Encryption of sensitive data is attractive from a legal standpoint because the law nowadays does not usually require public notification if encrypted sensitive data is stolen, unlike unencrypted sensitive data.
What happens if an encryption key is lost? How do companies address this risk?
If an encryption key is lost, legitimate users are locked out of the data. Companies address this risk through the use of key escrow services, a device or service that stores the key automatically, so that it might be stored off the computer.
Why is entrusting users to do key escrow risky?
Entrusting users to do key escrow is risky because, A, they’re not likely to actually comply with the policy, and B, if only one user knows a particular key, they can start blackmailing.
In what sense is encryption usually transparent to the user? Why is this attractive? Why is this dangerous?
Encryption is generally transparent to the user because, so long as they have their password, encrypted files and directories function the same as unencrypted. This is attractive because it’s simple, and dangerous because that password works for more than just the owner of it… if it’s stolen, the encryption is worthless.
How does encryption make file sharing more difficult?
Encryption makes file-sharing more difficult because files generally must be decrypted before being moved to another computer.
What is Data Loss Prevention (DLP)?
Data loss prevention is a set of policies and procedures, as well as systems, designed to prevent sensitive data from being released to people who aren’t authorized to have it.
Are there some types of data that are too risky to collect?
There are no types of data that are too risky to collect, but there can easily be types of data that are too risky to store, depending on the available security.
What is PII? Give examples.
PII, or Personally Identifiable Information, is information that could lead to credit card or identity theft. The following are PII:
- Personal Identification (SSN, passport numbers, etc)
- Address Information
- Personal Characteristics (Photos, fingerprints, handwriting)

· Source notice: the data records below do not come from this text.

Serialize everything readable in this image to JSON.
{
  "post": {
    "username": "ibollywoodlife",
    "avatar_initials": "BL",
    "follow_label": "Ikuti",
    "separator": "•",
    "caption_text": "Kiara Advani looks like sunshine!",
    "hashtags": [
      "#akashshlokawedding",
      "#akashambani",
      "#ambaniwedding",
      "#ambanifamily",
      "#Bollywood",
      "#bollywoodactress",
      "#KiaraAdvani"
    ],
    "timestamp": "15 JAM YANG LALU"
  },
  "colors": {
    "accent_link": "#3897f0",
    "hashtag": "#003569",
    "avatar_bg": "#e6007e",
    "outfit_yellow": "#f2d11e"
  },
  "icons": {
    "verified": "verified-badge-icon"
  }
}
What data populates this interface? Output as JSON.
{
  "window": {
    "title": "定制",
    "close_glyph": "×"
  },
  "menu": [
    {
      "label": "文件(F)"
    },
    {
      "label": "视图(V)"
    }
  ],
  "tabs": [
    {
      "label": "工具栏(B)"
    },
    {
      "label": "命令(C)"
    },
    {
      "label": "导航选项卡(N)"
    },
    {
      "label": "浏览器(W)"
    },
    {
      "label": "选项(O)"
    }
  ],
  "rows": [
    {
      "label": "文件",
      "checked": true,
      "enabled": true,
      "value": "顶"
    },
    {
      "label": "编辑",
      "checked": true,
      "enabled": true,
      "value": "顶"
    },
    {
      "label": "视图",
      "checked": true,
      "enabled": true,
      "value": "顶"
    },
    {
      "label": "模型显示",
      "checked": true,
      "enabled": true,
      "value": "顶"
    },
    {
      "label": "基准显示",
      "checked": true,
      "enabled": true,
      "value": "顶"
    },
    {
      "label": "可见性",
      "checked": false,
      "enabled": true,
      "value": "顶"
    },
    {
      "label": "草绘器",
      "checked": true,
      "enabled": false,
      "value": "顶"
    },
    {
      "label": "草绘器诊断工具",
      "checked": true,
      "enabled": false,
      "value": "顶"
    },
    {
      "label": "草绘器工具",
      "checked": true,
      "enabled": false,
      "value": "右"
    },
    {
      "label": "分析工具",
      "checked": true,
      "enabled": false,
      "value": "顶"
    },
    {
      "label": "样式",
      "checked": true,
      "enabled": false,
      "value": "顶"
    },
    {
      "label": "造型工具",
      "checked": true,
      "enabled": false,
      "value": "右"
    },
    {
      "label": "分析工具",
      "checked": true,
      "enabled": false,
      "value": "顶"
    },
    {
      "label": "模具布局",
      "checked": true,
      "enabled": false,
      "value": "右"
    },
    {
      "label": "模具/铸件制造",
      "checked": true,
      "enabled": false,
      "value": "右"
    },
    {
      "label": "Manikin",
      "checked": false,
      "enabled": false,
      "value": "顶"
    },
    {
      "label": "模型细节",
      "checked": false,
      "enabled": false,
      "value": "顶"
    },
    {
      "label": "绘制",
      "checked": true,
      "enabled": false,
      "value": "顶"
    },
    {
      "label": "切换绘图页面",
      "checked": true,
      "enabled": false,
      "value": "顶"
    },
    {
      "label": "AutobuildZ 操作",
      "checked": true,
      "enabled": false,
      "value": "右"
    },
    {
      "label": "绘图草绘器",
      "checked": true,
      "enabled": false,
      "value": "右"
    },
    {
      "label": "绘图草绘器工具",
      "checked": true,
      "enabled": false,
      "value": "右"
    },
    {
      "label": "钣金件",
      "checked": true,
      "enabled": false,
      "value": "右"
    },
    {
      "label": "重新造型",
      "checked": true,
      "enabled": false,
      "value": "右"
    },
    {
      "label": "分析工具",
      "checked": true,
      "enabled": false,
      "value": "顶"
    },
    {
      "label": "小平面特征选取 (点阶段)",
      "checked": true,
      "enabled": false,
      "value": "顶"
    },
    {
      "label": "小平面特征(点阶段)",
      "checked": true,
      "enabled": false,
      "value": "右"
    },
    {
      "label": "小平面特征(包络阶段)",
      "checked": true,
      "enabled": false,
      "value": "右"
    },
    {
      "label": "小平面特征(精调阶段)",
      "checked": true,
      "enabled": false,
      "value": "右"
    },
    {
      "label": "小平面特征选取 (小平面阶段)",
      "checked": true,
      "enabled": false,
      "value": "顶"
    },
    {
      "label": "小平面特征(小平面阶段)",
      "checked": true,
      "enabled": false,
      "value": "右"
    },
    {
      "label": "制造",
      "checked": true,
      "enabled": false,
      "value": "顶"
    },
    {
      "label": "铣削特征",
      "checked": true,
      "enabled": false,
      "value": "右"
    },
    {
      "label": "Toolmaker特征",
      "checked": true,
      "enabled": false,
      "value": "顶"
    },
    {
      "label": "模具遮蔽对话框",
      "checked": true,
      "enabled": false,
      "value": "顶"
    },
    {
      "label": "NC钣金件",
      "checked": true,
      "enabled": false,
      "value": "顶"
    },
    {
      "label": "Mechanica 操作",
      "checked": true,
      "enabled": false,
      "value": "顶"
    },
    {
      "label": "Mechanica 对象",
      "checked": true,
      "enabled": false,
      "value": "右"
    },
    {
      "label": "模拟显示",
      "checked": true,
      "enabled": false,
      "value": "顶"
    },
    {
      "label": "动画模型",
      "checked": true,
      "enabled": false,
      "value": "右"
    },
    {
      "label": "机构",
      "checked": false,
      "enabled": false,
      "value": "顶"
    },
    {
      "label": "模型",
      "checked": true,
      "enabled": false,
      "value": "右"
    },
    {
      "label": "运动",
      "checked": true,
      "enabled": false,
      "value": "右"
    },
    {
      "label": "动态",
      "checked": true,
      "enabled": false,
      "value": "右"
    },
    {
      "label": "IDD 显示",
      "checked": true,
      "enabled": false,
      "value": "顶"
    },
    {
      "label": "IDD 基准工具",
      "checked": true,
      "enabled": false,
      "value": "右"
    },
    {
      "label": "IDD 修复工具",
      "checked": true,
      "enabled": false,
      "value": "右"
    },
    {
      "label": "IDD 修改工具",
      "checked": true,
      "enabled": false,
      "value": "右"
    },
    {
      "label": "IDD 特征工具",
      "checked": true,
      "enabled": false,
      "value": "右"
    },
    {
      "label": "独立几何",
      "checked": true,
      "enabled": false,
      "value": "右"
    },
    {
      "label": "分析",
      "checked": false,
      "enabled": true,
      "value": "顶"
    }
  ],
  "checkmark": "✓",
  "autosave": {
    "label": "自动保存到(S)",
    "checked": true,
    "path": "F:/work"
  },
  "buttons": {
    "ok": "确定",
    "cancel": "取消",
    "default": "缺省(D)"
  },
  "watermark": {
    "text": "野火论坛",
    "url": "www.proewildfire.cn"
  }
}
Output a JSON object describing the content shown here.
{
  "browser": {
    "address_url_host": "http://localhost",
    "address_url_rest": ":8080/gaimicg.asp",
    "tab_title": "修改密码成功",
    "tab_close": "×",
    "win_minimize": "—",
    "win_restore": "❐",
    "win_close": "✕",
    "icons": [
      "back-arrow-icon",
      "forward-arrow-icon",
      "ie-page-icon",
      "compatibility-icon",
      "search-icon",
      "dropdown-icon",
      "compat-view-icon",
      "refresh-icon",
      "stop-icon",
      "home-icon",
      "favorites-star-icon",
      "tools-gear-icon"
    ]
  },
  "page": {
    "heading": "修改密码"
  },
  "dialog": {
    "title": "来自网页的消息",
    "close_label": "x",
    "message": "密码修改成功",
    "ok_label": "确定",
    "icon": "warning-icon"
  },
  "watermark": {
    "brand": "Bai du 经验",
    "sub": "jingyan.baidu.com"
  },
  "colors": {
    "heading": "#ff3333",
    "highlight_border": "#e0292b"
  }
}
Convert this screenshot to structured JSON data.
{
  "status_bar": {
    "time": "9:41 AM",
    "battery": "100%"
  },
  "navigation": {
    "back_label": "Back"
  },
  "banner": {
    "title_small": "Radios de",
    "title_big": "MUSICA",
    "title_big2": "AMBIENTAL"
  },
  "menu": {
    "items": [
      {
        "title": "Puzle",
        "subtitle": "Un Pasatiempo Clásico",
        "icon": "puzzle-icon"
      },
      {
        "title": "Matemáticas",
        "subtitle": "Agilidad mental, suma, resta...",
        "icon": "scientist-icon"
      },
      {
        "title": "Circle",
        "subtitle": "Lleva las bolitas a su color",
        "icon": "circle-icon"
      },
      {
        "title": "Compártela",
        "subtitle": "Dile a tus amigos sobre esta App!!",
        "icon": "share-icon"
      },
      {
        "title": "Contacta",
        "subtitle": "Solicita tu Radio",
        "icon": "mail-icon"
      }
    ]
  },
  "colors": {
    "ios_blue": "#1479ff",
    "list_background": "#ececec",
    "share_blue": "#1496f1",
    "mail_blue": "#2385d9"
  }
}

- Information that is linked to any of the above.
What is data masking?
Data masking is the process of obscuring personally identifiable information in such a way that it cannot identify a particular person, but is still useful.
How are linking attributes used to connect disparate databases?
Linking common attributes together and using information triangulation can be used to identify an otherwise anonymous person.
What is profiling?
Profiling is the act of using statistical methods, algorithms, and mathematics to find patterns in a dataset with will then uniquely identify an individual.
What is DRM? How does it work? Why is it desirable?
DRM, or data rights management, are restrictions on what people can do with certain data. it works by limiting the permissions and authorization of the user in regards to a file, generally preventing copying. It’s desirable because it prevents unauthorized copying or changes.
How many DRM protections against unauthorized printing can be circumvented?
All of them, generally. All it takes is someone with a camera phone and some spare time.
What is the purpose of data extrusion management?
The purpose of data extrusion management is to prevent restricted data files from leaving the firm without permission. This filtering is applied whenever an attempt is made to send a file externally.
How can DLP systems be effective when placed at the gateway, on clients, and on a database server?
DLP systems placed on a gateway act as a filter to all incoming and outgoing content. DLP systems placed on a client scan data before it is sent, including transferring data to external media, like USB drives. DLP systems on a database server monitor sensitive data on the database.
What is watermarking?
Watermarking is the use of invisible information that is stored within files, allowing those files to be filtered out by that watermark.
What is the difference between basic file deletion and wiping?
Wiping data renders the data unrecoverable. Deletion does not.
What does degaussing do?
Degaussing de-magnetizes media, effectively destroying it.
How can optical disks be destroyed?
Optical disks can be destroyed by shredding.